観客席の前に人形を用意し、高いところから首を吊って見せたのだ。
顔にはお面のようなものがつけられているが、ヴァルブエナのものだと見てまず間違いない。きわめて残忍な手法である。
以前、ベルギーのスタンダール対アンデルレヒト戦では、スタンダールサポーターがスティーヴン・デフールを斬首するような巨大フラッグを掲げ大きな話題となった。
このフラッグを見たデフールはボールを大きく蹴り出し、怒りの表情を見せている。
それはなぜか―デフール自身が命の危険を少なからず感じたからだろう。
昨日のマルセイユ対リヨン戦では他にも物が投げられたり発煙筒が焚かれるなどしたが、ヴァルブエナが最も心を痛めたのはこの人形だったのではないだろうか。

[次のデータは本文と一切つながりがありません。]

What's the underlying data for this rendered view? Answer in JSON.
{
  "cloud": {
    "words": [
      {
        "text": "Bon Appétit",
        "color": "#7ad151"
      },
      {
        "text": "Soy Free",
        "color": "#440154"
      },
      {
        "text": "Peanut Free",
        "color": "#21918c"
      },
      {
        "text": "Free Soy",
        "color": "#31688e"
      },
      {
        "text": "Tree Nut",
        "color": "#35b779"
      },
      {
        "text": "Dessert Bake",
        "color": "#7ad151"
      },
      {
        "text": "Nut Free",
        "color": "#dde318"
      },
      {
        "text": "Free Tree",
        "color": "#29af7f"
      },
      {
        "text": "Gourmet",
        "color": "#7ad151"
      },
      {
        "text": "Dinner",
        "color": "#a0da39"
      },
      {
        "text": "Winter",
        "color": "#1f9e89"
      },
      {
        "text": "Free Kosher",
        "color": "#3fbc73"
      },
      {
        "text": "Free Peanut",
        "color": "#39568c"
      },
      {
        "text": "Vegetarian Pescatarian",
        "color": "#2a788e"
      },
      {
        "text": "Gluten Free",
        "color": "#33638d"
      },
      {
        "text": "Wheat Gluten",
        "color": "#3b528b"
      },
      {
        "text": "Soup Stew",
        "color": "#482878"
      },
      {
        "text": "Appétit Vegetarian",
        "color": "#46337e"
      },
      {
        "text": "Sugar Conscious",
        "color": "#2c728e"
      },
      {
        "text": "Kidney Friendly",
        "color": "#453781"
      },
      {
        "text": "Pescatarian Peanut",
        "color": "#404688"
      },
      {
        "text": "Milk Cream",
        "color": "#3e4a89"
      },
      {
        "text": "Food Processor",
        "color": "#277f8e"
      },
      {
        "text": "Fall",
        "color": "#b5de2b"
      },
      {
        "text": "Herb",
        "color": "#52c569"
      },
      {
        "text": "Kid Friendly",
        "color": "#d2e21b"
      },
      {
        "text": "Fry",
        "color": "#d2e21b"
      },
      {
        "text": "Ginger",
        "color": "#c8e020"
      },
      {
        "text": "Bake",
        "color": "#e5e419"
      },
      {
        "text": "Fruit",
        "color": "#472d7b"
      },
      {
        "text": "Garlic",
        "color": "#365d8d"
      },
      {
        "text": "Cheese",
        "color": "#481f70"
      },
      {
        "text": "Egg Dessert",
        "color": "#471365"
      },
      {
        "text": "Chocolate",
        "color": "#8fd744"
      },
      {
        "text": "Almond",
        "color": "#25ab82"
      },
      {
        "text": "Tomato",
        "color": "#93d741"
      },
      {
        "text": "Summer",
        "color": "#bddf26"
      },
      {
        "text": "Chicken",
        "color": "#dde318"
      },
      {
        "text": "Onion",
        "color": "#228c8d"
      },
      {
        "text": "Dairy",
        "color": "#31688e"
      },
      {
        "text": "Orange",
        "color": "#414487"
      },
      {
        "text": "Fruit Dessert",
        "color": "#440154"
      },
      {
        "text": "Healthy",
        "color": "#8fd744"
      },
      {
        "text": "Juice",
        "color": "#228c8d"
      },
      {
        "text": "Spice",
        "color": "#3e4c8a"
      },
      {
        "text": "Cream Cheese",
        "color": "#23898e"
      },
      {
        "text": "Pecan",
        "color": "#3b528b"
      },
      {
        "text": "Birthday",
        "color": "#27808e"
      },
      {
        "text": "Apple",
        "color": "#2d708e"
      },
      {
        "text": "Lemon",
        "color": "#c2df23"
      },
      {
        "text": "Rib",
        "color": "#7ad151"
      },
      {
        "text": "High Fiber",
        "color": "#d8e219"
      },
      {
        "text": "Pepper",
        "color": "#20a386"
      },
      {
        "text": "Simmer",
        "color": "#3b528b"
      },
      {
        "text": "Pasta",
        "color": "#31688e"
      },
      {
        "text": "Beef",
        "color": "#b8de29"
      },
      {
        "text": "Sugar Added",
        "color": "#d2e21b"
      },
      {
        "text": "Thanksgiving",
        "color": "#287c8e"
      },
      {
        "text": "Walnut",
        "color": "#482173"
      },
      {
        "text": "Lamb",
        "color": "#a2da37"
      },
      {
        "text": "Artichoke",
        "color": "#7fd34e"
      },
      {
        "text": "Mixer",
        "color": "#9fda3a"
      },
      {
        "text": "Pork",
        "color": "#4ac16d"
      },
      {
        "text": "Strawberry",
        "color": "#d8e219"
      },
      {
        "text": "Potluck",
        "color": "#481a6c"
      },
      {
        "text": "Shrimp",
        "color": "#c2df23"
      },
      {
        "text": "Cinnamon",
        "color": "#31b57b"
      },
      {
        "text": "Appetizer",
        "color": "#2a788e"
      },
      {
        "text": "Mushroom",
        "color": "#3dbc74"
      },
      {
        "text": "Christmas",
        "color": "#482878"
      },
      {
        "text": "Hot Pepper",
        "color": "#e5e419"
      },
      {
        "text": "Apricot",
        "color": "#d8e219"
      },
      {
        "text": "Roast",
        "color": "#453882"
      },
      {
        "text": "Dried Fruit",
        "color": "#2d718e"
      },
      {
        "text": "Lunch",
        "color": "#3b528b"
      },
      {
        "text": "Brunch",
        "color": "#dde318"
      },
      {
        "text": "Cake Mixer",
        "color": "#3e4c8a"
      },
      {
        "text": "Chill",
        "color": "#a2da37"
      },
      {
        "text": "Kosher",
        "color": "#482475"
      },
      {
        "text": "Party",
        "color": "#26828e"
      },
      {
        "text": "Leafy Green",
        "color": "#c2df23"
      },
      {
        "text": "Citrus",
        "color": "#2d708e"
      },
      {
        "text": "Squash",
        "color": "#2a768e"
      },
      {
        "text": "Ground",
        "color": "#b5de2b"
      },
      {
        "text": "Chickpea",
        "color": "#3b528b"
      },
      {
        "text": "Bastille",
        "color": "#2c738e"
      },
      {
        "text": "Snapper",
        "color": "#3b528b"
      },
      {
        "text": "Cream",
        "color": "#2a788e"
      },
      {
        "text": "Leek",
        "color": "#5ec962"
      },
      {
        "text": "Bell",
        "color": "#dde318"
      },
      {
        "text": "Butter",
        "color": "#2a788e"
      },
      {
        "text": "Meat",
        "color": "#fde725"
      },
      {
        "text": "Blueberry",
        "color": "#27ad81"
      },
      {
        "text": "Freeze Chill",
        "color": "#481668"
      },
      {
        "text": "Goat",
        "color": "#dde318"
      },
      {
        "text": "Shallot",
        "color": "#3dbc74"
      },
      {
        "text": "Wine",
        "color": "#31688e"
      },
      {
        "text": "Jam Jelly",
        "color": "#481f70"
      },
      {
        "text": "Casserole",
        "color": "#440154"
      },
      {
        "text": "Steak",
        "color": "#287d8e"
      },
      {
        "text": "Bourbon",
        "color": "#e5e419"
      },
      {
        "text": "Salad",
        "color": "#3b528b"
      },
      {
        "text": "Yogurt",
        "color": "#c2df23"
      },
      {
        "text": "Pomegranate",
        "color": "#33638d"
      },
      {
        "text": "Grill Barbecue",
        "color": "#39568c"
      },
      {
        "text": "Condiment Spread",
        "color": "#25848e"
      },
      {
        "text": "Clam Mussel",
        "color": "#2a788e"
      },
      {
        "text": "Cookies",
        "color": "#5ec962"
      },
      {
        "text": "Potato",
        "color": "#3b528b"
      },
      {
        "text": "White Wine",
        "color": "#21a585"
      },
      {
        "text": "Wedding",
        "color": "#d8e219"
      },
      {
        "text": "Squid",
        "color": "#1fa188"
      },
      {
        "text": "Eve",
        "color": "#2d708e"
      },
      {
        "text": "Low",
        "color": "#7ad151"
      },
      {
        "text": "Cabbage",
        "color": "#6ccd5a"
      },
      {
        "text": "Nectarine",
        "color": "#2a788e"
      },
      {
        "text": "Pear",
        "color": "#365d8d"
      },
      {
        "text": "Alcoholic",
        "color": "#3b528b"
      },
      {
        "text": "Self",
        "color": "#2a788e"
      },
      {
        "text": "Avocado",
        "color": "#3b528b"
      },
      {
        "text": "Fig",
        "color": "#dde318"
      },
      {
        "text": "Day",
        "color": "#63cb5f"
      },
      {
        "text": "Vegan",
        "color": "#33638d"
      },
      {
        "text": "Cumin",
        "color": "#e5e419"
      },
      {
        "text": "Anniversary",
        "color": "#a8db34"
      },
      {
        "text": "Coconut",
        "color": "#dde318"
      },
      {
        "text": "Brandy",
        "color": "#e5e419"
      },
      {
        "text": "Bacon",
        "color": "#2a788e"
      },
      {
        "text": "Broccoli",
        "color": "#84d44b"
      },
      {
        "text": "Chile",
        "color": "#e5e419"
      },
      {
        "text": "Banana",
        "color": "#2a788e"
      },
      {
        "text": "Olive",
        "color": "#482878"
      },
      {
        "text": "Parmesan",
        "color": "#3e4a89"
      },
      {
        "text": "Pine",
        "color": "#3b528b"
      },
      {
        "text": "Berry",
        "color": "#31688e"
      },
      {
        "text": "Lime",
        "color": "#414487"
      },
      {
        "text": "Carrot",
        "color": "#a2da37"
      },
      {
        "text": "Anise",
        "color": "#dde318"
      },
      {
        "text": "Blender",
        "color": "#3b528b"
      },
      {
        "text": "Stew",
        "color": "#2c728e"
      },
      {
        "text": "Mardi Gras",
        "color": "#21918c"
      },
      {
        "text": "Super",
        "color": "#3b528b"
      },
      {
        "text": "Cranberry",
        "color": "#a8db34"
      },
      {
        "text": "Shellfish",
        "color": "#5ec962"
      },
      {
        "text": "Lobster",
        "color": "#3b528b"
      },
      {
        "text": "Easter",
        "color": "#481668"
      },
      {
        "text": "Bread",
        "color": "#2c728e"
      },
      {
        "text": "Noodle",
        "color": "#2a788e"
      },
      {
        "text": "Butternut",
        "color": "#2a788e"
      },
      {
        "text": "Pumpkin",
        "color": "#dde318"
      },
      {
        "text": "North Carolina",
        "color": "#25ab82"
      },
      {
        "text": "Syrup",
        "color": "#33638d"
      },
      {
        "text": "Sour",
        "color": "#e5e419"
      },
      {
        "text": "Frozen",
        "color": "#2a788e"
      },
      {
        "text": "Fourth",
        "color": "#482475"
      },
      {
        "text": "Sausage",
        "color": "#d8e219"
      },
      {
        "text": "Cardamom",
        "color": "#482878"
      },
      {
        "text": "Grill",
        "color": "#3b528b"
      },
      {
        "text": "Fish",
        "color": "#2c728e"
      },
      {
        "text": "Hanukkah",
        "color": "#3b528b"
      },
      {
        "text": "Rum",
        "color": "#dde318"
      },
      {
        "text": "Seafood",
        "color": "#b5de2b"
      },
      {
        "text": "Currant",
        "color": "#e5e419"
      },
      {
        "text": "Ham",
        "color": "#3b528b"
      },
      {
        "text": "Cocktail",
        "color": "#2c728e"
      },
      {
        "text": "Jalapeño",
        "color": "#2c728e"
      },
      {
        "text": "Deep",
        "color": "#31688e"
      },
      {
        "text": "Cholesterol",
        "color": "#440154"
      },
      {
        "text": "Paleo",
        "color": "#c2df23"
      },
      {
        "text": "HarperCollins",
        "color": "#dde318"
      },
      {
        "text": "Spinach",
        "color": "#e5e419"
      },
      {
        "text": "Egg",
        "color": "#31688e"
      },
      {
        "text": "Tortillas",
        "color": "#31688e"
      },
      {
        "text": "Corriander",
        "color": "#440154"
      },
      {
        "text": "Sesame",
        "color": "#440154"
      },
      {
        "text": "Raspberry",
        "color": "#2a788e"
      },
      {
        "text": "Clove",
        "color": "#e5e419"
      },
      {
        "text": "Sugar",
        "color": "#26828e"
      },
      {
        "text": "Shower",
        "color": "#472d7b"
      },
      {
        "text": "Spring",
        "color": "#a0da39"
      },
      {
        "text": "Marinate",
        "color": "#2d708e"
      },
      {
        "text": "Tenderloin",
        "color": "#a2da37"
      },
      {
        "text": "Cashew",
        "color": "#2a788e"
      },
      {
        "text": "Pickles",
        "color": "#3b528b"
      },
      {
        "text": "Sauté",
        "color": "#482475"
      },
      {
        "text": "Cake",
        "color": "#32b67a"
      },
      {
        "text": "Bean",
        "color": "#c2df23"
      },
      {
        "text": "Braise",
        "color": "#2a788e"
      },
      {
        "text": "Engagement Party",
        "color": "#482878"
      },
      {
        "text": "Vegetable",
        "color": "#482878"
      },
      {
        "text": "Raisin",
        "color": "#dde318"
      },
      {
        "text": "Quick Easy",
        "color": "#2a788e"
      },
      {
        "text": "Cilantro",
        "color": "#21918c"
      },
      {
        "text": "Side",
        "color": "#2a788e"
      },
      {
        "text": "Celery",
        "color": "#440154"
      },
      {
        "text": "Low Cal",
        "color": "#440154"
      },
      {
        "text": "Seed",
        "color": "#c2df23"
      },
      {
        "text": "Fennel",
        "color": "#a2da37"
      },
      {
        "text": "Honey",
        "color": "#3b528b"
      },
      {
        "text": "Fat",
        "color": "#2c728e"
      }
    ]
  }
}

マルセイユのファンは熱狂であり、ヴェロドロームの雰囲気はヨーロッパでもトップクラスに情熱的である。しかし、いかなる理由があっても選手に命の危険を感じさせような行動は許されるはずがなく、こうした行動を取る人物たちを「サポーター」と呼ぶことはできない。
結局試合は1-1のドロー。こうしたあまりに激しい洗礼を受けながらも、先制点の起点にもなったプレーでアレサンドル・ラカゼットに絶妙なスルーパスを送ったヴァルブエナは勇敢だったという他ない。